Now, on to spoken Arabic, which is where it gets complicated and tricky.  First of all, you need to bear in mind that written Arabic and spoken Arabic are extremely different.  That is, there are many speakers of Arabic who really don't know the written languages very well, and many foreign learners of the language who learn the standard language but don't know the spoken language.  The difference is huge.  Let me give you an example:

Conjugation of the verb "to eat" in the present tense:

STANDARD ARABIC: 

ana akulu (I eat)
anta ta'kulu (you - m. eat)
anti ta'kulin (you - f. eat)
huwa ya'kulu (he eats)
hiya ta'kulu (she eats)

antuma ta'kulan (you - dual eat)
huma ya'kulan (they - dual eat)

nahna na'kulu (we eat)
antum ta'kulun (you - m.p. eat)
antunna ta'kulna (you - f.p. eat)
hum ya'kulu (they - m. eat)
hunna ya'kulna (they - f. eat)

COLLOQUIAL PALESTINIAN ARABIC:

ana bakol (I eat)
inteh btokol (you - m. eat)
inti btokli (you - f. eat)
huwweh bokol (he eats)
hiyyeh btokol (she eats)

ihna mnokol (we eat)
intu btoklu (you - p. eat)
hummeh/hinneh boklu (they eat)

Notice that not only is the conjugation system very different; many of the personal pronouns simply do not exist in the colloquial version, not even as alternatives.

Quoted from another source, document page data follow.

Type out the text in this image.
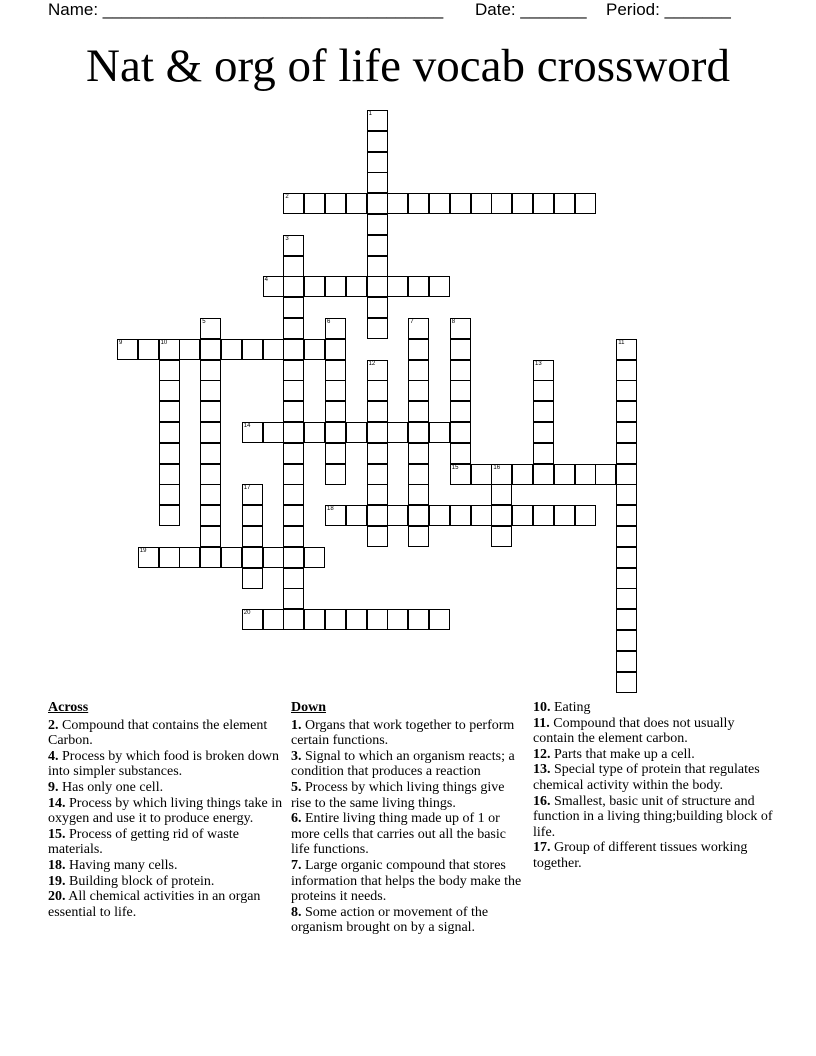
Name: ____________________________________

Date: _______

Period: _______

Nat & org of life vocab crossword
1
2
3
4
5	6	7	8
15
9	10	11
12	13
14
16
17
18
19
20
Across
2. Compound that contains the element Carbon.
4. Process by which food is broken down into simpler substances.
9. Has only one cell.
14. Process by which living things take in oxygen and use it to produce energy.
15. Process of getting rid of waste materials.
18. Having many cells.
19. Building block of protein.
20. All chemical activities in an organ essential to life.
Down
1. Organs that work together to perform certain functions.
3. Signal to which an organism reacts; a condition that produces a reaction
5. Process by which living things give rise to the same living things.
6. Entire living thing made up of 1 or more cells that carries out all the basic life functions.
7. Large organic compound that stores information that helps the body make the proteins it needs.
8. Some action or movement of the organism brought on by a signal.
10. Eating
11. Compound that does not usually contain the element carbon.
12. Parts that make up a cell.
13. Special type of protein that regulates chemical activity within the body.
16. Smallest, basic unit of structure and function in a living thing;building block of life.
17. Group of different tissues working together.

Now, it gets even trickier because the spoken versions really are very different from each other.  How well you understand various spoken versions (provided you speak one of them) depends on how similar they areto yours and/or how much you've been exposed to them.  Here's an example.  My native languages is Palestinian Arabic.  I understand Jordanian, Syrian, and Lebanese Arabic very well because they are very similar to Palestinian Arabic.  I can also understand Egyptian very well because of geographic proximity and exposure to the language through media.  I can understand Gulf Arabic pretty well, although there are many words I wouldn't understand.  North African Arabic is another story altogether.  I think I can safely say that the amount of what I hear that I don't understand exceeds the amount that I do.  Granted, I'm sure that if I spent a few weeks in one of those countries, I would pick it up relatively fast, but the fact of the matter remains that they are very different - in terms of grammar and structure.  As far as which one is most universal, I don't think it would be the Egyptian one.  On the contrary, it has many peculiarities that other dialects don't have - although I must admit that due to the influence of the media many people are exposed to it, so that might be why you heard it was more universal.  I have been told that the Palestinian dialect is very easy to understand by most other Arabs, and Iraqis claim their dialect is the most similar to classical/standard Arabic, for all that's worth.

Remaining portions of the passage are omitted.